Miscarriage is a common complication encountered during pregnancy. The role of progesterone in preparing the uterus for the implantation of the embryo and its role in maintaining the pregnancy have been known for a long time. Inadequate secretion of progesterone in early pregnancy has been linked to the aetiology of miscarriage and progesterone supplementation has been used as a treatment for threatened miscarriage to prevent spontaneous pregnancy loss.
To determine the efficacy and the safety of progestogens in the treatment of threatened miscarriage.
We searched the Cochrane Pregnancy and Childbirth Group's Trials Register (December 2009) and bibliographies of all located articles for any unidentified articles.
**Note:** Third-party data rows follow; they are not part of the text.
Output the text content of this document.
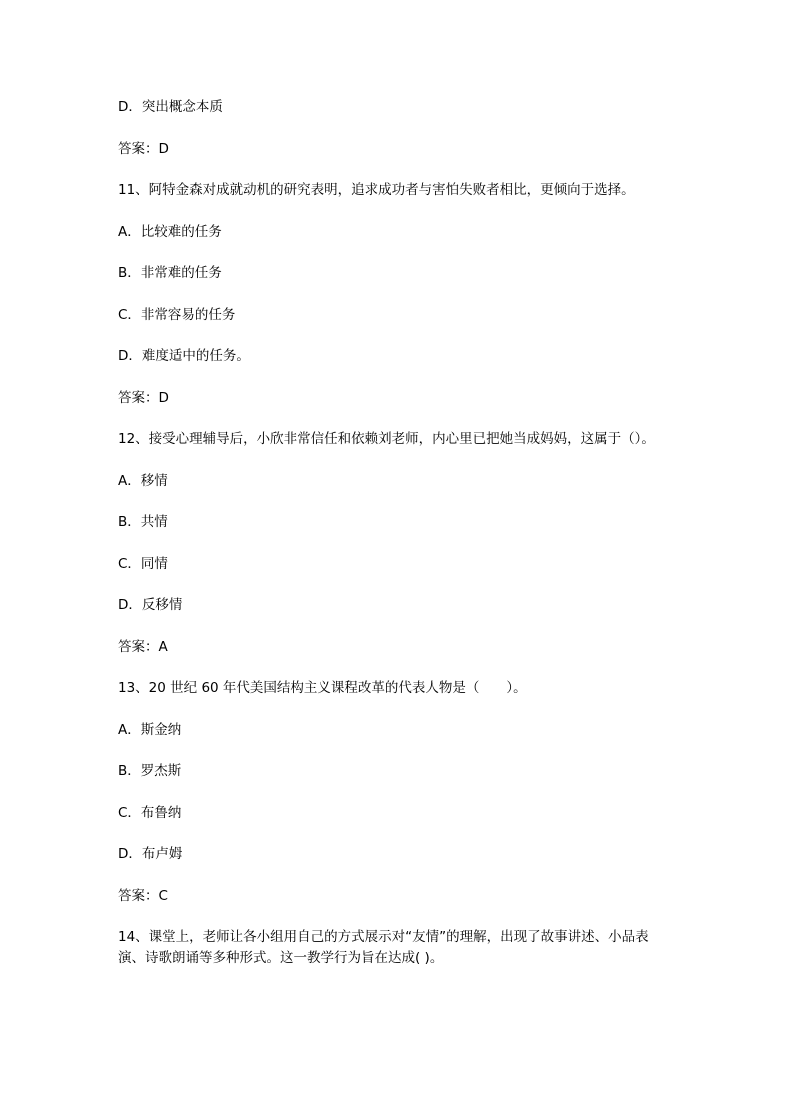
D．突出概念本质

答案：D

11、阿特金森对成就动机的研究表明，追求成功者与害怕失败者相比，更倾向于选择。

A．比较难的任务

B．非常难的任务

C．非常容易的任务

D．难度适中的任务。

答案：D

12、接受心理辅导后，小欣非常信任和依赖刘老师，内心里已把她当成妈妈，这属于（）。

A．移情

B．共情

C．同情

D．反移情

答案：A

13、20 世纪 60 年代美国结构主义课程改革的代表人物是（　　）。

A．斯金纳

B．罗杰斯

C．布鲁纳

D．布卢姆

答案：C

14、课堂上，老师让各小组用自己的方式展示对“友情”的理解，出现了故事讲述、小品表演、诗歌朗诵等多种形式。这一教学行为旨在达成( )。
Randomized or quasi-randomized controlled trials that compare progestogen with placebo, no treatment or any other treatment given in an effort to treat threatened miscarriage.
Data collection and analysis
At least two authors assessed the trials for inclusion in the review and extracted the data.
Two studies (84 participants) were included in the meta-analysis. In one study, all the participants met the inclusion criteria and in the other study, only the subgroup of participants who met the inclusion criteria was included in the meta-analysis. There was no evidence of effectiveness with the use vaginal progesterone compared to placebo in reducing the risk of miscarriage (risk ratio 0.47; 95% confidence interval 0.17 to 1.30).
Based on scarce data from two methodologically poor trials, there is no evidence to support the routine use of progestogens for the treatment of threatened miscarriage. Information about potential harms to the mother or child, or both, with the use of progestogens is lacking. Further, larger, randomized controlled trials on the effect of progestogens on the treatment of threatened miscarriage, which investigate potential harms as well as benefits, are needed.